Big Stacks Pressure Medium Stacks

A big stack's all-in shove range against a medium stack can be wide — because if the medium stack calls and loses, the medium stack's $EV loss is far greater than the big stack's $EV gain from winning the chips. The medium stack's calling threshold is raised by ICM, which gives the big stack room to exploit.

Medium Stacks Have It Worst

  • Penalty for calling all-ins on the bubble is large
  • But folding so conservatively that blinds eat them alive bleeds the stack down

"Medium-stack bubble play" is the most technical moment in tournaments — most of the time, fold marginal hands and only take clearly +$EV opportunities.

How ICM Disrupts Common Decisions

Preflop Shove Range

In chipEV terms, 12bb on the BTN can shove JJ+, AK, etc. Under ICM (bubble), the same stack can probably only shove QQ+, AK — wider shoves face wider calls and worse $EV.

Calling a Shove

In chipEV, AK calls almost any shove. Under ICM (bubble), AK still calls a short-stack all-in but may have to fold against another medium stack's all-in.

Postflop Bluff / Value Ratio

Under ICM pressure, bluff $EV decreases (the cost of failure is greater) — lower the bluff frequency. Value bets continue as normal (the cost of getting paid stays the same).

When ICM and chipEV Each Dominate

StageDominant modelNotes
Early (first 10%)chipEVCashes are far away; chips are nearly linear, like cash
Middle (10-50%)MixedICM enters consideration but isn't dominant
Mid-to-late (50-90%)ICM-leaningNear the bubble, ICM pressure is significant
Late (90%+)ICMEvery pay jump matters
Heads-upchipEVThe top two pay tiers are locked; only the gap between 1st and 2nd remains, which is roughly linear

Deal-making and ICM

When players negotiate a chop at the final table, ICM is the mathematically fairest split: each player takes their current ICM $EV.
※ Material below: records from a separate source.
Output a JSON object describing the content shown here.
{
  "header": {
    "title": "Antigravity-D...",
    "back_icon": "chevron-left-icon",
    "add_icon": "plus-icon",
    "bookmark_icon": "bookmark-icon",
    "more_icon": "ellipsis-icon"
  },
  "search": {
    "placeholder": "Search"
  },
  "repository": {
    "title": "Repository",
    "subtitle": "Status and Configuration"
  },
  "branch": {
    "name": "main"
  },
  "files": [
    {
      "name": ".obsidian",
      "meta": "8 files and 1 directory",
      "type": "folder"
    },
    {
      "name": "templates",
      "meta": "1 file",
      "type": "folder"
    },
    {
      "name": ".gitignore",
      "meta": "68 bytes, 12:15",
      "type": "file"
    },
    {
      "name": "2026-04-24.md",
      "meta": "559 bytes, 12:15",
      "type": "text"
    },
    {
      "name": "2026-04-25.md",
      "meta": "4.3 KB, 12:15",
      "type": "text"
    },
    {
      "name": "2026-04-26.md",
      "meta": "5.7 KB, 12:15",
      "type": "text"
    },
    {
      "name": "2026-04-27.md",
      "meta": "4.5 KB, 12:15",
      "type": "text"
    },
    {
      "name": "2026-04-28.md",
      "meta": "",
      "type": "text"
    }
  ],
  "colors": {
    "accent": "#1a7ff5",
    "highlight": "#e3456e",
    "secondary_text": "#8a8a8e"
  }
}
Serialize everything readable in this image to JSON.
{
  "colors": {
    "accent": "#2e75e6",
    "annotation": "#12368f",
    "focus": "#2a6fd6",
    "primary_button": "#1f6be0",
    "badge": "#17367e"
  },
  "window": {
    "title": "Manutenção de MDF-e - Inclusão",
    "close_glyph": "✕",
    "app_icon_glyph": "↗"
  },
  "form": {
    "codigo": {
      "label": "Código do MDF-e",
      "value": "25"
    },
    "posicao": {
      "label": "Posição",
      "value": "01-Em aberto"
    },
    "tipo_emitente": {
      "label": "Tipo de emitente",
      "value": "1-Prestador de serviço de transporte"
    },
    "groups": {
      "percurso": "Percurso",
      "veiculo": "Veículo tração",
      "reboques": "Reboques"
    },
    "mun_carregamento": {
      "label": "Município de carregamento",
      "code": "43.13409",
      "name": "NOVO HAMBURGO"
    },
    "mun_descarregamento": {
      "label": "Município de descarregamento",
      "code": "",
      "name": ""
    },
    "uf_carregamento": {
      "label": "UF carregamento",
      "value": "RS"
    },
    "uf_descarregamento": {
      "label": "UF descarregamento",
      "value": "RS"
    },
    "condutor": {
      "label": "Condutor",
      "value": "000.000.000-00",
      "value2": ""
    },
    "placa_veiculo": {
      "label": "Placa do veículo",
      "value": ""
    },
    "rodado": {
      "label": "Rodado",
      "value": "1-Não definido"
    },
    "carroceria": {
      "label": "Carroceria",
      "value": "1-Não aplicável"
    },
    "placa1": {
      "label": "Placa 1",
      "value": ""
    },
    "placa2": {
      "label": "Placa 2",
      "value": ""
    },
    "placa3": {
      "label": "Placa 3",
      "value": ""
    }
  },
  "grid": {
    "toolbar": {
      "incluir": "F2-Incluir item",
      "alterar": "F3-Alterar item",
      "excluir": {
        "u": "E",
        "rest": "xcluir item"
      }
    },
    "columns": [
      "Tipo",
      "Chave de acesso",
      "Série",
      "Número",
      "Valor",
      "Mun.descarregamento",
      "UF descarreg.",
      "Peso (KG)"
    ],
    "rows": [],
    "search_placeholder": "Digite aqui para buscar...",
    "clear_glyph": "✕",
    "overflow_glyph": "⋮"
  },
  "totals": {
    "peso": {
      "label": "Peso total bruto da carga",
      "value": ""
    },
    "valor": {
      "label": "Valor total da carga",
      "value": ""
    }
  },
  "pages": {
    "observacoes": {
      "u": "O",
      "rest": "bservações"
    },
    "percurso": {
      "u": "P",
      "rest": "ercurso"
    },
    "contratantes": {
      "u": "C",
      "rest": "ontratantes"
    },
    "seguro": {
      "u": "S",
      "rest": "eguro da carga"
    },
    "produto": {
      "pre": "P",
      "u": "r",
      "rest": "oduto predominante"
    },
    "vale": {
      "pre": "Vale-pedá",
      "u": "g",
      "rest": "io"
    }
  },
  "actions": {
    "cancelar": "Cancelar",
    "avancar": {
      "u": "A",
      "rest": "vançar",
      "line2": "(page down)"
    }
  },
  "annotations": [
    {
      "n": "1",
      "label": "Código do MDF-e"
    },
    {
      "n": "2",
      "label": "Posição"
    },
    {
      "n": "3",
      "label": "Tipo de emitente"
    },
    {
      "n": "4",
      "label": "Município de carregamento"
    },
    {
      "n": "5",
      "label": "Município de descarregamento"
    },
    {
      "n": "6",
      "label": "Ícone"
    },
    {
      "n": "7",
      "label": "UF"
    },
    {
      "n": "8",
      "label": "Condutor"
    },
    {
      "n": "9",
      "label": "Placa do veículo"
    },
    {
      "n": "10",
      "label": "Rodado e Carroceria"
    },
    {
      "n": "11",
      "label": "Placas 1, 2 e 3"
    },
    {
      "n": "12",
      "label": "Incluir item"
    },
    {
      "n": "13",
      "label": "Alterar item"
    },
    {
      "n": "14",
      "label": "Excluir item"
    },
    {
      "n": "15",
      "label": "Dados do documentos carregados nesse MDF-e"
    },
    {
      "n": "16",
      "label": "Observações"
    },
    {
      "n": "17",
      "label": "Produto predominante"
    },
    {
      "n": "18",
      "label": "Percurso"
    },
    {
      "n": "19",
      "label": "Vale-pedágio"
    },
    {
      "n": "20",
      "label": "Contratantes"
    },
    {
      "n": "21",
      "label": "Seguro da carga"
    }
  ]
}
Common alternatives like "even split" or "place-based split" are not ICM-fair — the big stack typically gets more than an even split but less than a chipEV-proportional split. Players who can compute ICM have a clear advantage at the deal-making table.

Common Mistakes

Mistake 1: Playing MTTs without learning ICM. Treating all tournaments as chipEV systematically loses near pay jumps.

Mistake 2: Treating ICM as a short-stack bible. ICM effects on a short stack are smaller than on a medium stack (the short stack is already close to bust — risk is bounded). On the bubble, short stacks can actually shove a bit wider.
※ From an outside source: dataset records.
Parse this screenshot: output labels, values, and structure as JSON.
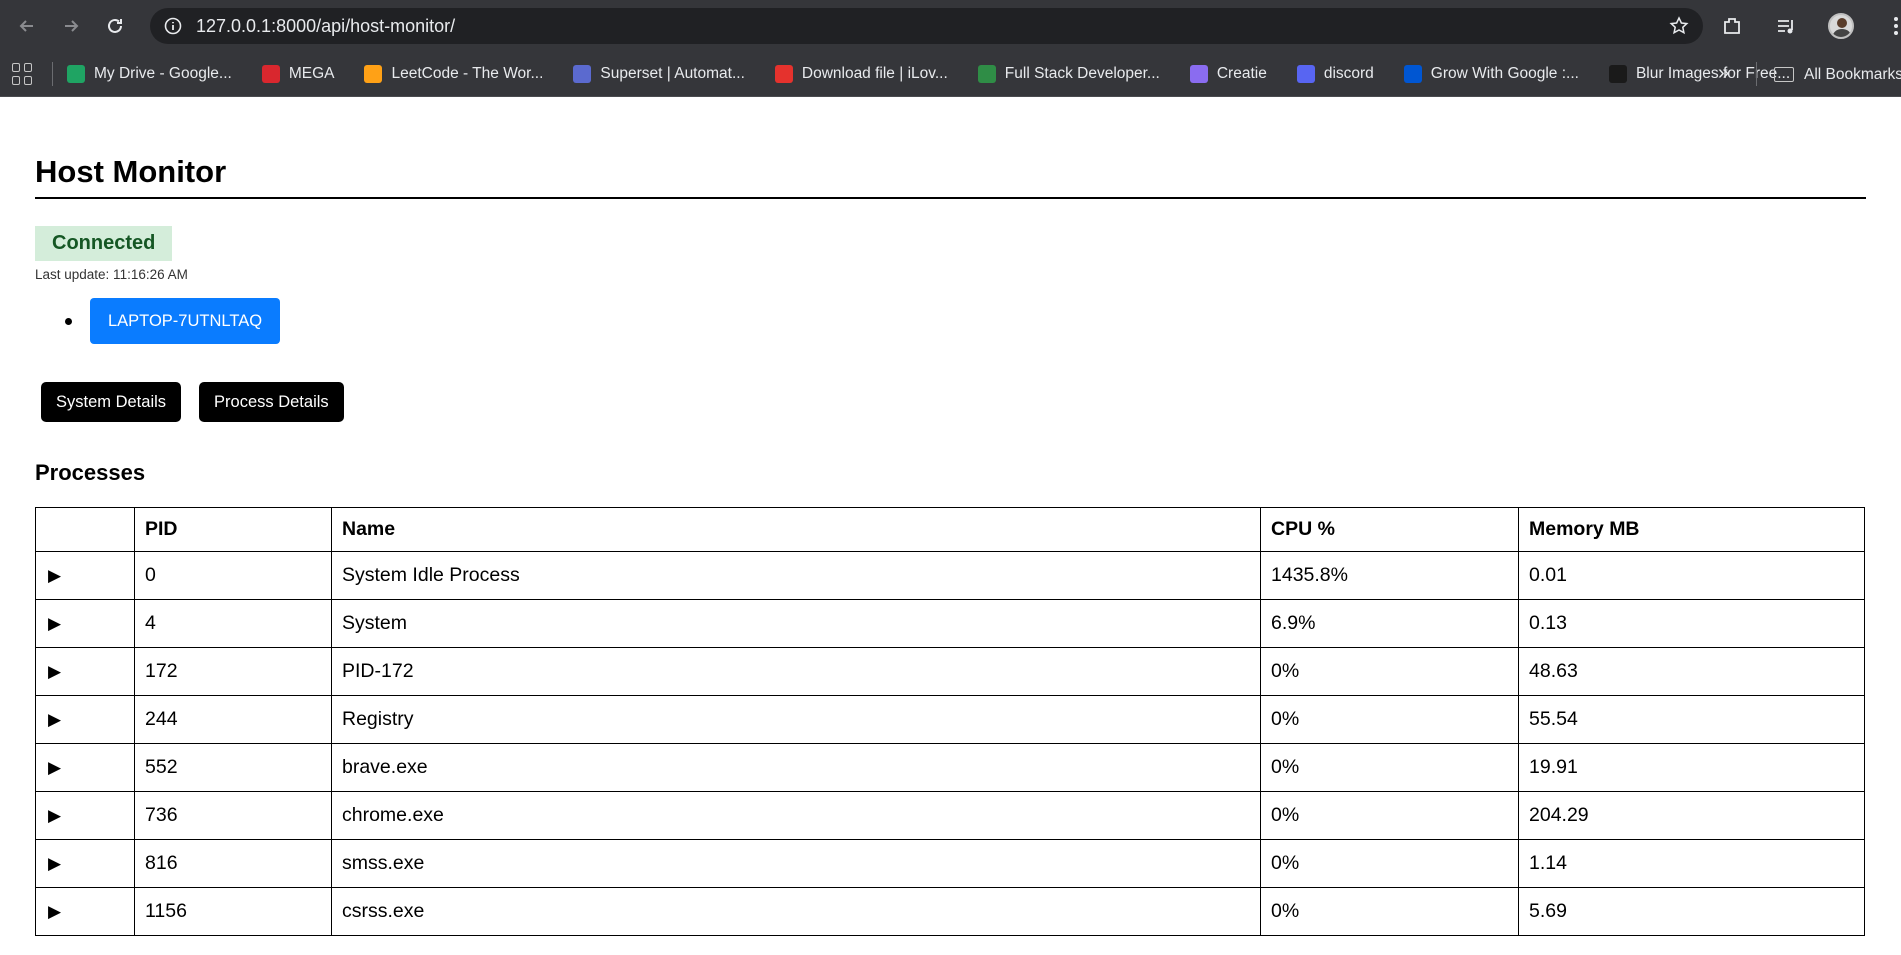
{
  "browser": {
    "url": "127.0.0.1:8000/api/host-monitor/",
    "bookmarks": [
      {
        "label": "My Drive - Google...",
        "icon": "google-drive-icon",
        "color": "#1fa463"
      },
      {
        "label": "MEGA",
        "icon": "mega-icon",
        "color": "#d9272e"
      },
      {
        "label": "LeetCode - The Wor...",
        "icon": "leetcode-icon",
        "color": "#ffa116"
      },
      {
        "label": "Superset | Automat...",
        "icon": "superset-icon",
        "color": "#5b6acf"
      },
      {
        "label": "Download file | iLov...",
        "icon": "ilovepdf-icon",
        "color": "#e5322d"
      },
      {
        "label": "Full Stack Developer...",
        "icon": "geeksforgeeks-icon",
        "color": "#2f8d46"
      },
      {
        "label": "Creatie",
        "icon": "creatie-icon",
        "color": "#8a6cf0"
      },
      {
        "label": "discord",
        "icon": "discord-icon",
        "color": "#5865f2"
      },
      {
        "label": "Grow With Google :...",
        "icon": "coursera-icon",
        "color": "#0056d2"
      },
      {
        "label": "Blur Images for Free...",
        "icon": "adobe-express-icon",
        "color": "#1a1a1a"
      }
    ],
    "all_bookmarks": "All Bookmarks"
  },
  "page": {
    "title": "Host Monitor",
    "status": "Connected",
    "last_update": "Last update: 11:16:26 AM",
    "hosts": [
      "LAPTOP-7UTNLTAQ"
    ],
    "buttons": {
      "system": "System Details",
      "process": "Process Details"
    },
    "processes_heading": "Processes"
  },
  "table": {
    "headers": [
      "",
      "PID",
      "Name",
      "CPU %",
      "Memory MB"
    ],
    "rows": [
      {
        "pid": "0",
        "name": "System Idle Process",
        "cpu": "1435.8%",
        "mem": "0.01"
      },
      {
        "pid": "4",
        "name": "System",
        "cpu": "6.9%",
        "mem": "0.13"
      },
      {
        "pid": "172",
        "name": "PID-172",
        "cpu": "0%",
        "mem": "48.63"
      },
      {
        "pid": "244",
        "name": "Registry",
        "cpu": "0%",
        "mem": "55.54"
      },
      {
        "pid": "552",
        "name": "brave.exe",
        "cpu": "0%",
        "mem": "19.91"
      },
      {
        "pid": "736",
        "name": "chrome.exe",
        "cpu": "0%",
        "mem": "204.29"
      },
      {
        "pid": "816",
        "name": "smss.exe",
        "cpu": "0%",
        "mem": "1.14"
      },
      {
        "pid": "1156",
        "name": "csrss.exe",
        "cpu": "0%",
        "mem": "5.69"
      }
    ]
  }
}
Mistake 3: Big-stack mindless bullying. A big stack's ICM advantage needs to be backed by a range — randomly shoving 72o on a medium stack doesn't work just because you have more chips. Bully with hands that have equity (suited connectors, weak aces).
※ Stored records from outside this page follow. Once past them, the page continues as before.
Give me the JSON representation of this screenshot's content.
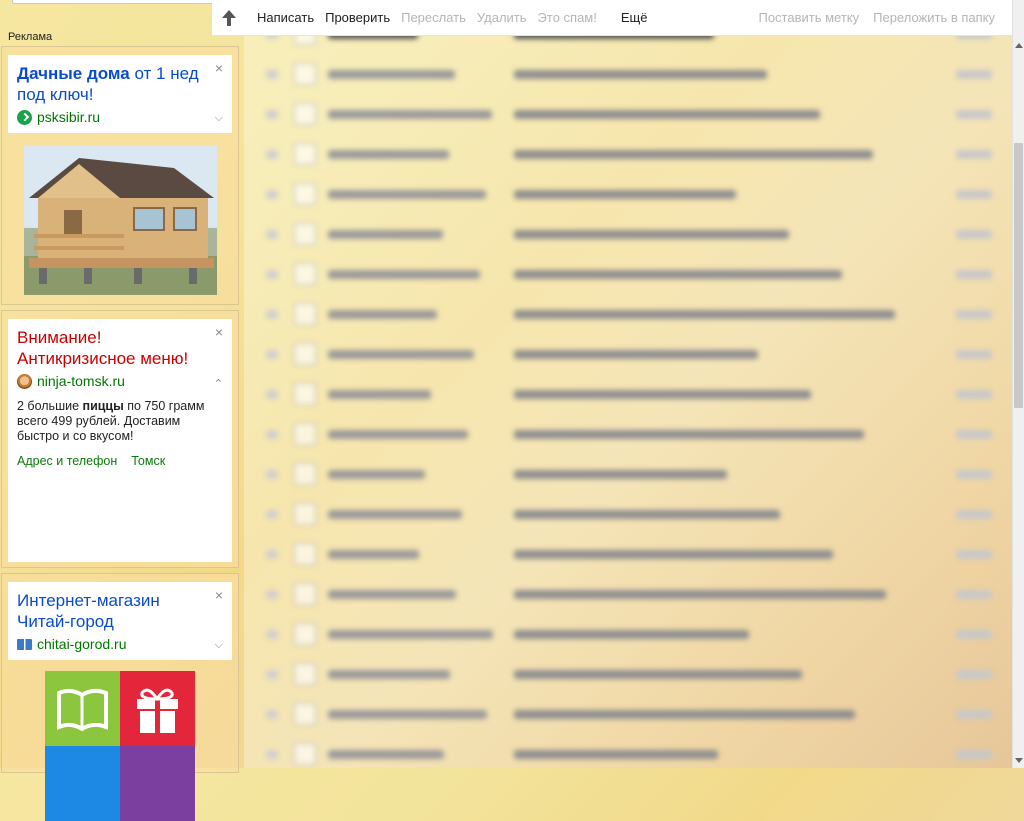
{
  "ads": {
    "label": "Реклама",
    "ad1": {
      "title_bold": "Дачные дома",
      "title_rest": " от 1 нед под ключ!",
      "domain": "psksibir.ru",
      "close": "×",
      "toggle": "⌵"
    },
    "ad2": {
      "title": "Внимание! Антикризисное меню!",
      "domain": "ninja-tomsk.ru",
      "close": "×",
      "toggle": "⌃",
      "text_before": "2 большие ",
      "text_bold": "пиццы",
      "text_after": " по 750 грамм всего 499 рублей. Доставим быстро и со вкусом!",
      "link1": "Адрес и телефон",
      "link2": "Томск"
    },
    "ad3": {
      "title": "Интернет-магазин Читай-город",
      "domain": "chitai-gorod.ru",
      "close": "×",
      "toggle": "⌵",
      "tile_colors": [
        "#8cc63f",
        "#e3263a",
        "#1e88e5",
        "#7b3fa0"
      ]
    }
  },
  "toolbar": {
    "up_icon": "arrow-up-icon",
    "compose": "Написать",
    "check": "Проверить",
    "forward": "Переслать",
    "delete": "Удалить",
    "spam": "Это спам!",
    "more": "Ещё",
    "label": "Поставить метку",
    "move": "Переложить в папку"
  },
  "colors": {
    "ad_title_blue": "#0a4ccc",
    "ad_title_red": "#cc0000",
    "ad_domain_green": "#007700",
    "disabled_gray": "#b5b5b5"
  }
}
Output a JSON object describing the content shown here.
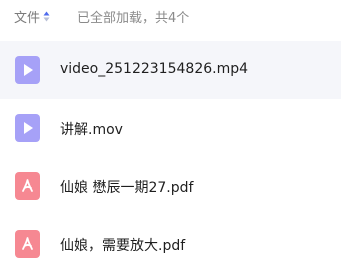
{
  "header": {
    "sort_label": "文件",
    "status_text": "已全部加载，共4个"
  },
  "files": [
    {
      "name": "video_251223154826.mp4",
      "icon": "video-file-icon",
      "color": "#a6a1f7",
      "selected": true
    },
    {
      "name": "讲解.mov",
      "icon": "video-file-icon",
      "color": "#a6a1f7",
      "selected": false
    },
    {
      "name": "仙娘 懋辰一期27.pdf",
      "icon": "pdf-file-icon",
      "color": "#f68892",
      "selected": false
    },
    {
      "name": "仙娘，需要放大.pdf",
      "icon": "pdf-file-icon",
      "color": "#f68892",
      "selected": false
    }
  ]
}
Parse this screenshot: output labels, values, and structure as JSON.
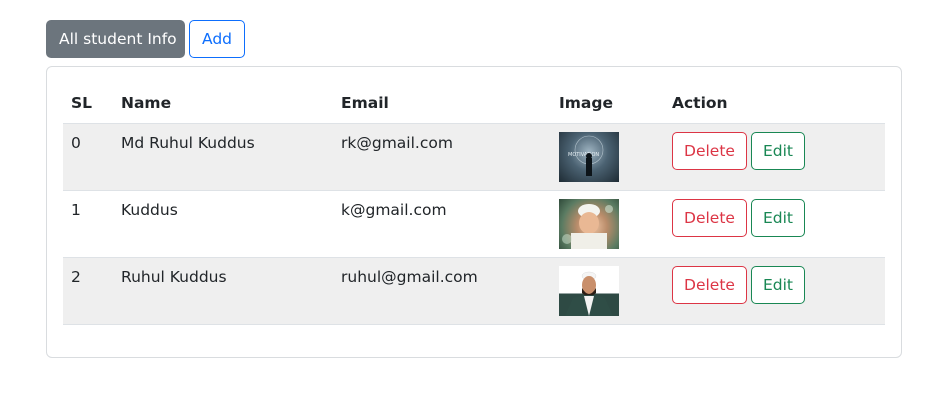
{
  "nav": {
    "all_label": "All student Info",
    "add_label": "Add"
  },
  "table": {
    "headers": {
      "sl": "SL",
      "name": "Name",
      "email": "Email",
      "image": "Image",
      "action": "Action"
    },
    "rows": [
      {
        "sl": "0",
        "name": "Md Ruhul Kuddus",
        "email": "rk@gmail.com",
        "image": "photo-person-silhouette",
        "delete_label": "Delete",
        "edit_label": "Edit"
      },
      {
        "sl": "1",
        "name": "Kuddus",
        "email": "k@gmail.com",
        "image": "photo-child-praying",
        "delete_label": "Delete",
        "edit_label": "Edit"
      },
      {
        "sl": "2",
        "name": "Ruhul Kuddus",
        "email": "ruhul@gmail.com",
        "image": "photo-man-portrait",
        "delete_label": "Delete",
        "edit_label": "Edit"
      }
    ]
  },
  "colors": {
    "active_tab_bg": "#6c757d",
    "add_blue": "#0d6efd",
    "delete_red": "#dc3545",
    "edit_green": "#198754",
    "stripe": "#efefef"
  }
}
Mistake 4: Conflating ICM and GTO. GTO is a non-exploitative strategy; ICM is a value-conversion model. You can play GTO under ICM values, and you can also play exploitatively — the two concepts are orthogonal.

Mistake 5: Ignoring the relationship between variance and ICM. A player with an ICM edge still goes through short-term downswings. "ICM says I should cash" doesn't mean variance disappears.

Summary

ICM is the fundamental model for tournament decisions:

  1. Tournament chips have diminishing marginal value; chipEV near pay jumps is necessarily biased
  2. The bubble is the moment of maximum ICM pressure — short and medium stacks see their calling thresholds rise sharply
  3. The big stack's pressure on medium stacks comes from ICM asymmetry, but needs a real range behind it
  4. Mastering ICM is the biggest learning gap for cash-game players moving into MTTs — without this framework, most mid-to-late tournament decisions are essentially random

Build ICM thinking alongside EV foundations and variance awareness — together they form the math foundation of tournament decisions.